A very special greeting to you, seekers after truth, to you, men of thought and science, the explorers of man, of the universe and of history, to all of you who are pilgrims enroute to the light and to those also who have stopped along the road, tired and disappointed by their vain search.
Why a special greeting for you? Because all of us here, bishops and Fathers of the council, are on the lookout for truth. What have our efforts amounted to during these four years except a more attentive search for and deepening of the message of truth entrusted to the Church and an effort at more perfect docility to the spirit of truth.
Hence our paths could not fail to cross. Your road is ours. Your paths are never foreign to ours. We are the friends of your vocation as searchers, companions in your fatigues, admirers of your successes and, if necessary, consolers in your discouragement and your failures.
Hence for you also we have a message and it is this: Continue your search without tiring and without ever despairing of the truth.

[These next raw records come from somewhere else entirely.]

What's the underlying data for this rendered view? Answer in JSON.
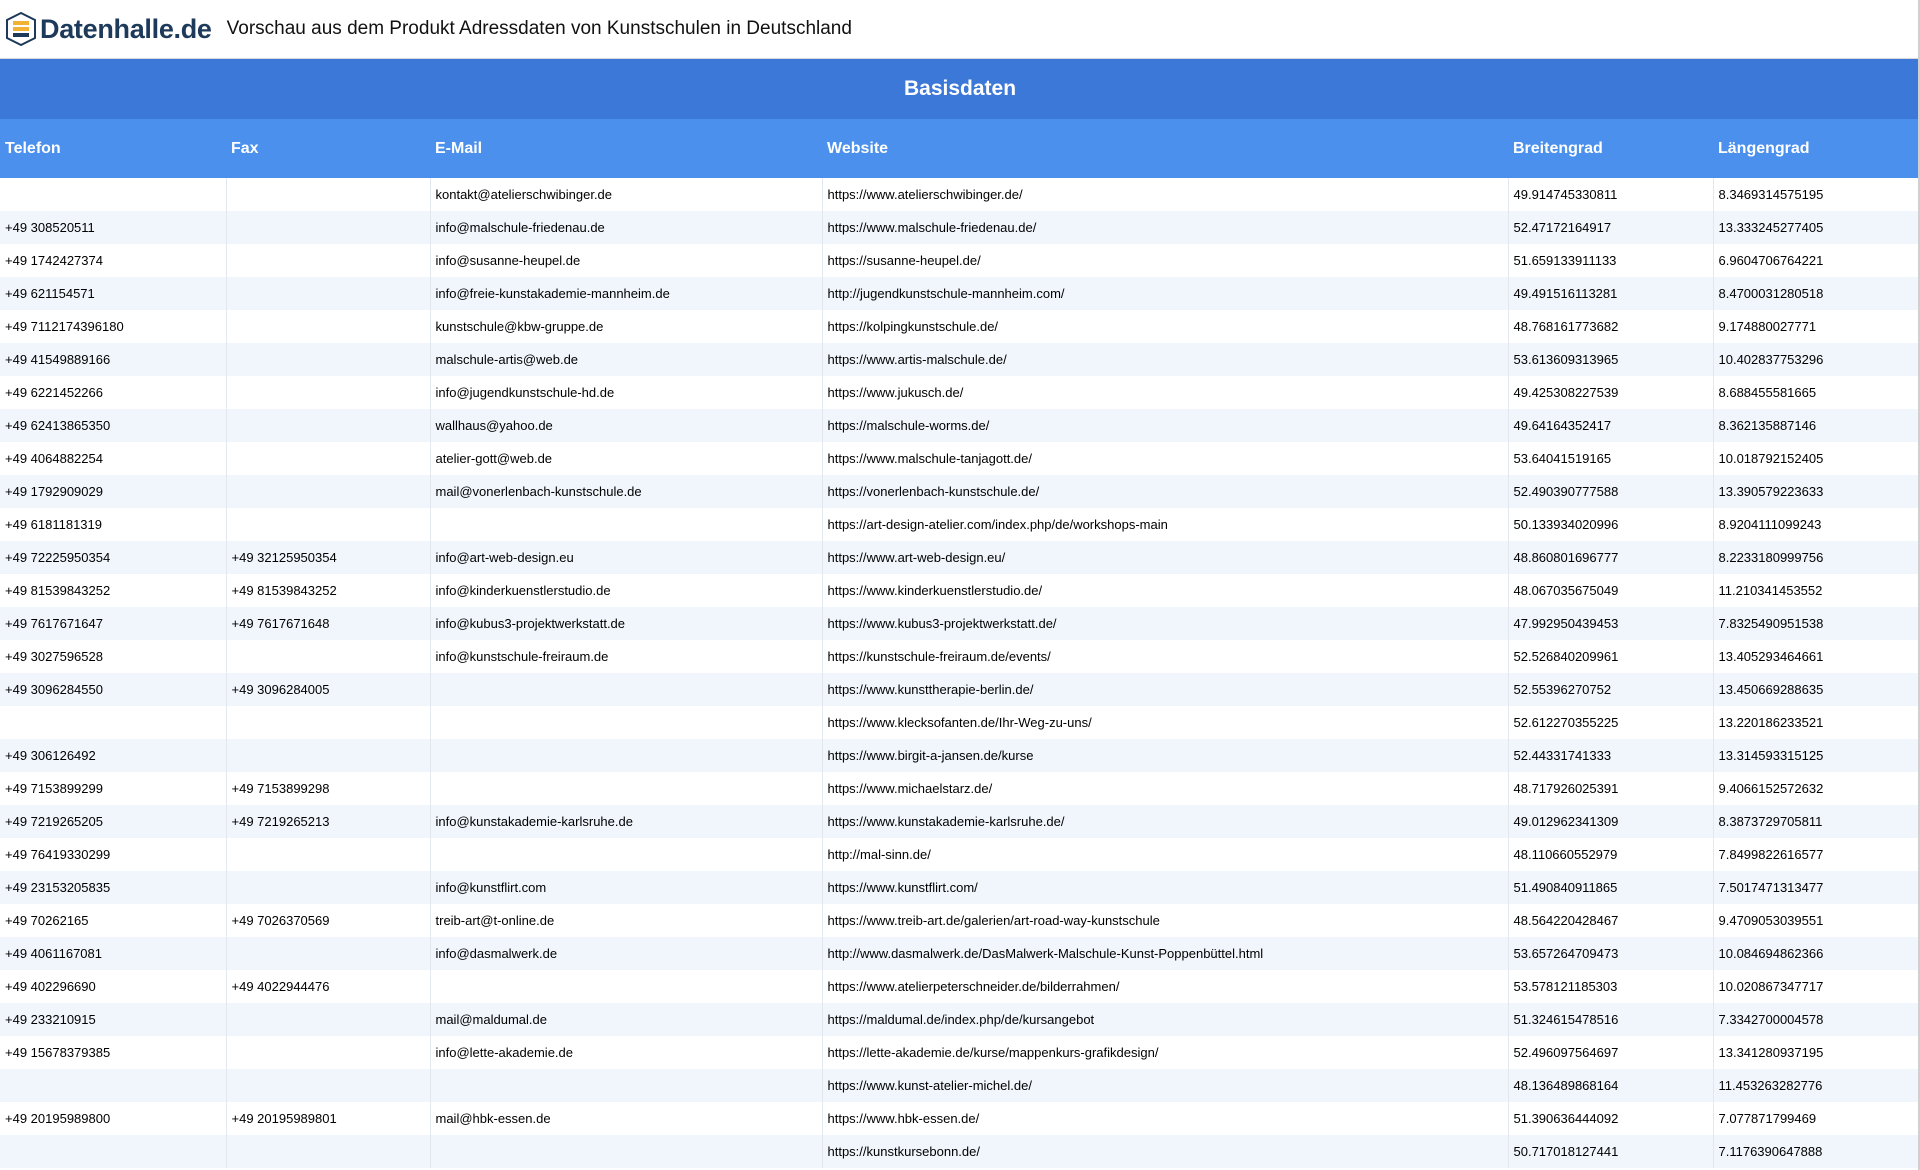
{
  "header": {
    "logo_text": "Datenhalle.de",
    "title": "Vorschau aus dem Produkt Adressdaten von Kunstschulen in Deutschland"
  },
  "table": {
    "group_label": "Basisdaten",
    "columns": [
      "Telefon",
      "Fax",
      "E-Mail",
      "Website",
      "Breitengrad",
      "Längengrad"
    ],
    "rows": [
      [
        "",
        "",
        "kontakt@atelierschwibinger.de",
        "https://www.atelierschwibinger.de/",
        "49.914745330811",
        "8.3469314575195"
      ],
      [
        "+49 308520511",
        "",
        "info@malschule-friedenau.de",
        "https://www.malschule-friedenau.de/",
        "52.47172164917",
        "13.333245277405"
      ],
      [
        "+49 1742427374",
        "",
        "info@susanne-heupel.de",
        "https://susanne-heupel.de/",
        "51.659133911133",
        "6.9604706764221"
      ],
      [
        "+49 621154571",
        "",
        "info@freie-kunstakademie-mannheim.de",
        "http://jugendkunstschule-mannheim.com/",
        "49.491516113281",
        "8.4700031280518"
      ],
      [
        "+49 7112174396180",
        "",
        "kunstschule@kbw-gruppe.de",
        "https://kolpingkunstschule.de/",
        "48.768161773682",
        "9.174880027771"
      ],
      [
        "+49 41549889166",
        "",
        "malschule-artis@web.de",
        "https://www.artis-malschule.de/",
        "53.613609313965",
        "10.402837753296"
      ],
      [
        "+49 6221452266",
        "",
        "info@jugendkunstschule-hd.de",
        "https://www.jukusch.de/",
        "49.425308227539",
        "8.688455581665"
      ],
      [
        "+49 62413865350",
        "",
        "wallhaus@yahoo.de",
        "https://malschule-worms.de/",
        "49.64164352417",
        "8.362135887146"
      ],
      [
        "+49 4064882254",
        "",
        "atelier-gott@web.de",
        "https://www.malschule-tanjagott.de/",
        "53.64041519165",
        "10.018792152405"
      ],
      [
        "+49 1792909029",
        "",
        "mail@vonerlenbach-kunstschule.de",
        "https://vonerlenbach-kunstschule.de/",
        "52.490390777588",
        "13.390579223633"
      ],
      [
        "+49 6181181319",
        "",
        "",
        "https://art-design-atelier.com/index.php/de/workshops-main",
        "50.133934020996",
        "8.9204111099243"
      ],
      [
        "+49 72225950354",
        "+49 32125950354",
        "info@art-web-design.eu",
        "https://www.art-web-design.eu/",
        "48.860801696777",
        "8.2233180999756"
      ],
      [
        "+49 81539843252",
        "+49 81539843252",
        "info@kinderkuenstlerstudio.de",
        "https://www.kinderkuenstlerstudio.de/",
        "48.067035675049",
        "11.210341453552"
      ],
      [
        "+49 7617671647",
        "+49 7617671648",
        "info@kubus3-projektwerkstatt.de",
        "https://www.kubus3-projektwerkstatt.de/",
        "47.992950439453",
        "7.8325490951538"
      ],
      [
        "+49 3027596528",
        "",
        "info@kunstschule-freiraum.de",
        "https://kunstschule-freiraum.de/events/",
        "52.526840209961",
        "13.405293464661"
      ],
      [
        "+49 3096284550",
        "+49 3096284005",
        "",
        "https://www.kunsttherapie-berlin.de/",
        "52.55396270752",
        "13.450669288635"
      ],
      [
        "",
        "",
        "",
        "https://www.klecksofanten.de/Ihr-Weg-zu-uns/",
        "52.612270355225",
        "13.220186233521"
      ],
      [
        "+49 306126492",
        "",
        "",
        "https://www.birgit-a-jansen.de/kurse",
        "52.44331741333",
        "13.314593315125"
      ],
      [
        "+49 7153899299",
        "+49 7153899298",
        "",
        "https://www.michaelstarz.de/",
        "48.717926025391",
        "9.4066152572632"
      ],
      [
        "+49 7219265205",
        "+49 7219265213",
        "info@kunstakademie-karlsruhe.de",
        "https://www.kunstakademie-karlsruhe.de/",
        "49.012962341309",
        "8.3873729705811"
      ],
      [
        "+49 76419330299",
        "",
        "",
        "http://mal-sinn.de/",
        "48.110660552979",
        "7.8499822616577"
      ],
      [
        "+49 23153205835",
        "",
        "info@kunstflirt.com",
        "https://www.kunstflirt.com/",
        "51.490840911865",
        "7.5017471313477"
      ],
      [
        "+49 70262165",
        "+49 7026370569",
        "treib-art@t-online.de",
        "https://www.treib-art.de/galerien/art-road-way-kunstschule",
        "48.564220428467",
        "9.4709053039551"
      ],
      [
        "+49 4061167081",
        "",
        "info@dasmalwerk.de",
        "http://www.dasmalwerk.de/DasMalwerk-Malschule-Kunst-Poppenbüttel.html",
        "53.657264709473",
        "10.084694862366"
      ],
      [
        "+49 402296690",
        "+49 4022944476",
        "",
        "https://www.atelierpeterschneider.de/bilderrahmen/",
        "53.578121185303",
        "10.020867347717"
      ],
      [
        "+49 233210915",
        "",
        "mail@maldumal.de",
        "https://maldumal.de/index.php/de/kursangebot",
        "51.324615478516",
        "7.3342700004578"
      ],
      [
        "+49 15678379385",
        "",
        "info@lette-akademie.de",
        "https://lette-akademie.de/kurse/mappenkurs-grafikdesign/",
        "52.496097564697",
        "13.341280937195"
      ],
      [
        "",
        "",
        "",
        "https://www.kunst-atelier-michel.de/",
        "48.136489868164",
        "11.453263282776"
      ],
      [
        "+49 20195989800",
        "+49 20195989801",
        "mail@hbk-essen.de",
        "https://www.hbk-essen.de/",
        "51.390636444092",
        "7.077871799469"
      ],
      [
        "",
        "",
        "",
        "https://kunstkursebonn.de/",
        "50.717018127441",
        "7.1176390647888"
      ]
    ]
  }
}
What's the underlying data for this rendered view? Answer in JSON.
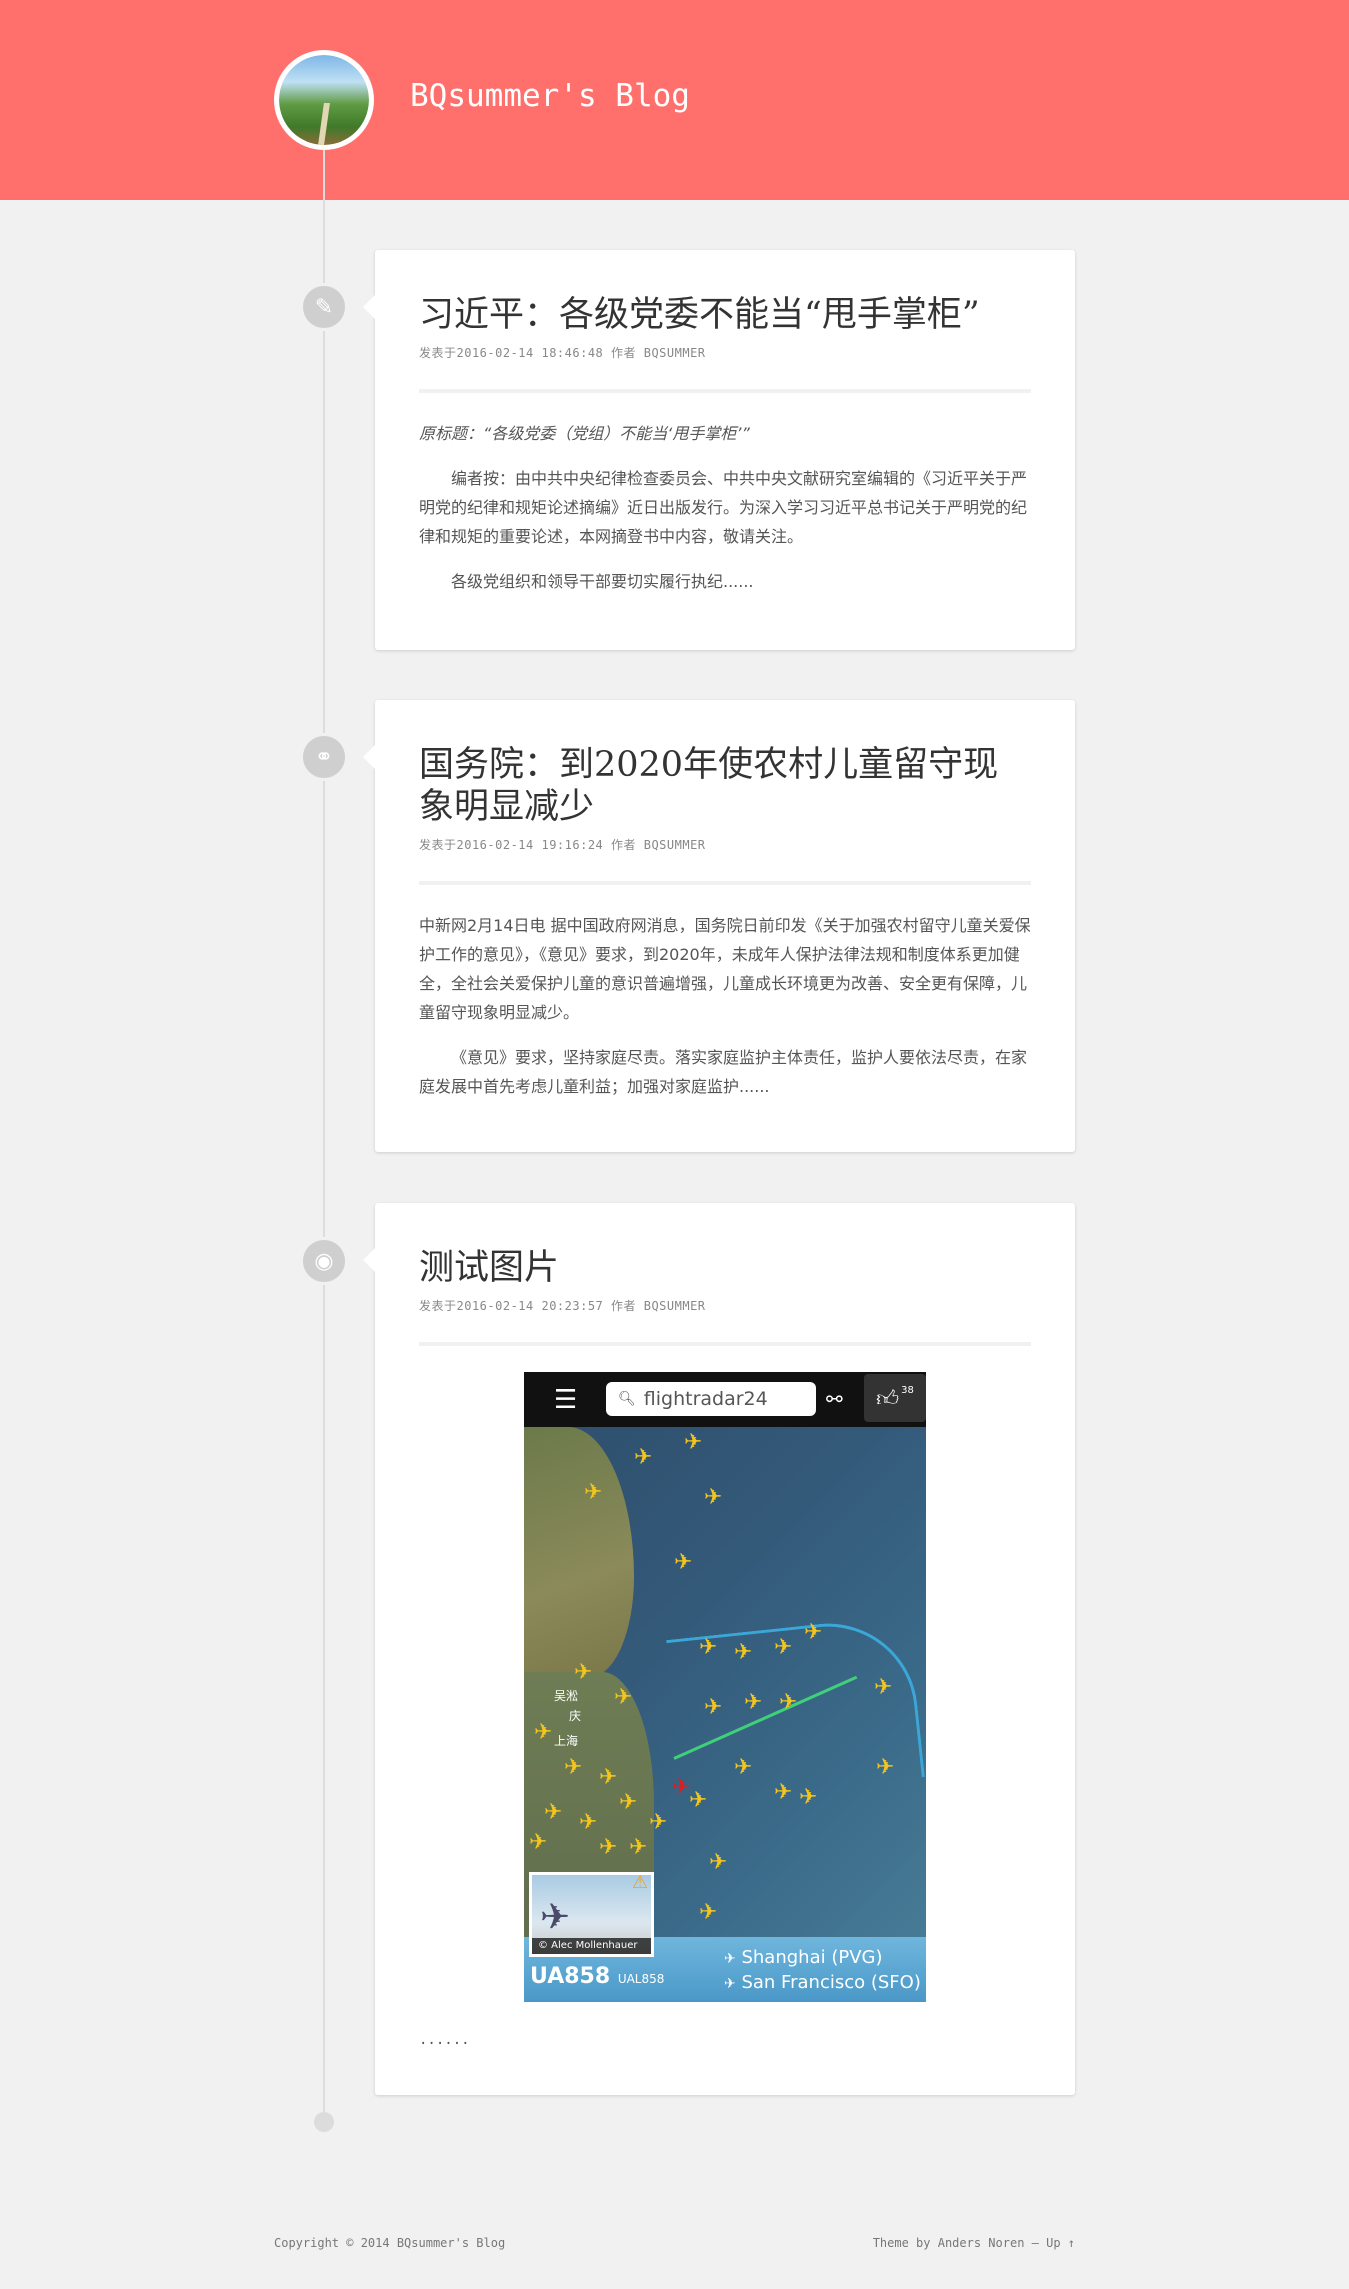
{
  "header": {
    "site_title": "BQsummer's Blog",
    "background_color": "#ff706c"
  },
  "posts": [
    {
      "icon": "pencil-icon",
      "title": "习近平：各级党委不能当“甩手掌柜”",
      "meta": "发表于2016-02-14 18:46:48 作者 BQSUMMER",
      "paragraphs": [
        "原标题：“各级党委（党组）不能当‘甩手掌柜’”",
        "编者按：由中共中央纪律检查委员会、中共中央文献研究室编辑的《习近平关于严明党的纪律和规矩论述摘编》近日出版发行。为深入学习习近平总书记关于严明党的纪律和规矩的重要论述，本网摘登书中内容，敬请关注。",
        "各级党组织和领导干部要切实履行执纪......"
      ]
    },
    {
      "icon": "link-icon",
      "title": "国务院：到2020年使农村儿童留守现象明显减少",
      "meta": "发表于2016-02-14 19:16:24 作者 BQSUMMER",
      "paragraphs": [
        "中新网2月14日电 据中国政府网消息，国务院日前印发《关于加强农村留守儿童关爱保护工作的意见》，《意见》要求，到2020年，未成年人保护法律法规和制度体系更加健全，全社会关爱保护儿童的意识普遍增强，儿童成长环境更为改善、安全更有保障，儿童留守现象明显减少。",
        "《意见》要求，坚持家庭尽责。落实家庭监护主体责任，监护人要依法尽责，在家庭发展中首先考虑儿童利益；加强对家庭监护......"
      ]
    },
    {
      "icon": "camera-icon",
      "title": "测试图片",
      "meta": "发表于2016-02-14 20:23:57 作者 BQSUMMER",
      "image": {
        "search_text": "flightradar24",
        "like_count": "38",
        "city_labels": [
          "吴淞",
          "庆",
          "上海"
        ],
        "photo_credit": "© Alec Mollenhauer",
        "flight_code": "UA858",
        "flight_code_small": "UAL858",
        "from": "Shanghai (PVG)",
        "to": "San Francisco (SFO)"
      },
      "excerpt": "......"
    }
  ],
  "footer": {
    "copyright": "Copyright © 2014 BQsummer's Blog",
    "theme": "Theme by Anders Noren — Up ↑"
  }
}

Recall the words of one of your great friends, St. Augustine: "Let us seek with the desire to find, and find with the desire to seek still more." Happy are those who, while possessing the truth, search more earnestly for it in order to renew it, deepen it and transmit it to others. Happy also are those who, not having found it, are working toward it with a sincere heart. May they seek the light of tomorrow with the light of today until they reach the fullness of light.
But do not forget that if thinking is something great, it is first a duty. Woe to him who voluntarily closes his eyes to the light. Thinking is also a responsibility, so woe to those who darken the spirit by the thousand tricks which degrade it, make it proud, deceive and deform it. What other basic principle is there for men of science except to think rightly?
For this purpose, without troubling your efforts, without dazzling brilliance, we come to offer you the light of our mysterious lamp which is faith. He who entrusted this lamp to us is the sovereign Master of all thought, He whose humble disciples we are, the only one who said and could have said: "I am the light of the world, I am the way, the truth and the life."
These words have meaning for you. Never perhaps, thank God, has there been so clear a possibility as today of a deep understanding between real science and real faith, mutual servants of one another in the one truth. Do not stand in the way of this important meeting. Have confidence in faith, this great friend of intelligence. Enlighten yourselves with its light in order to take hold of truth, the whole truth. This is the wish, the encouragement and the hope, which, before disbanding, is expressed to you by the Fathers of the entire world assembled at Rome in council.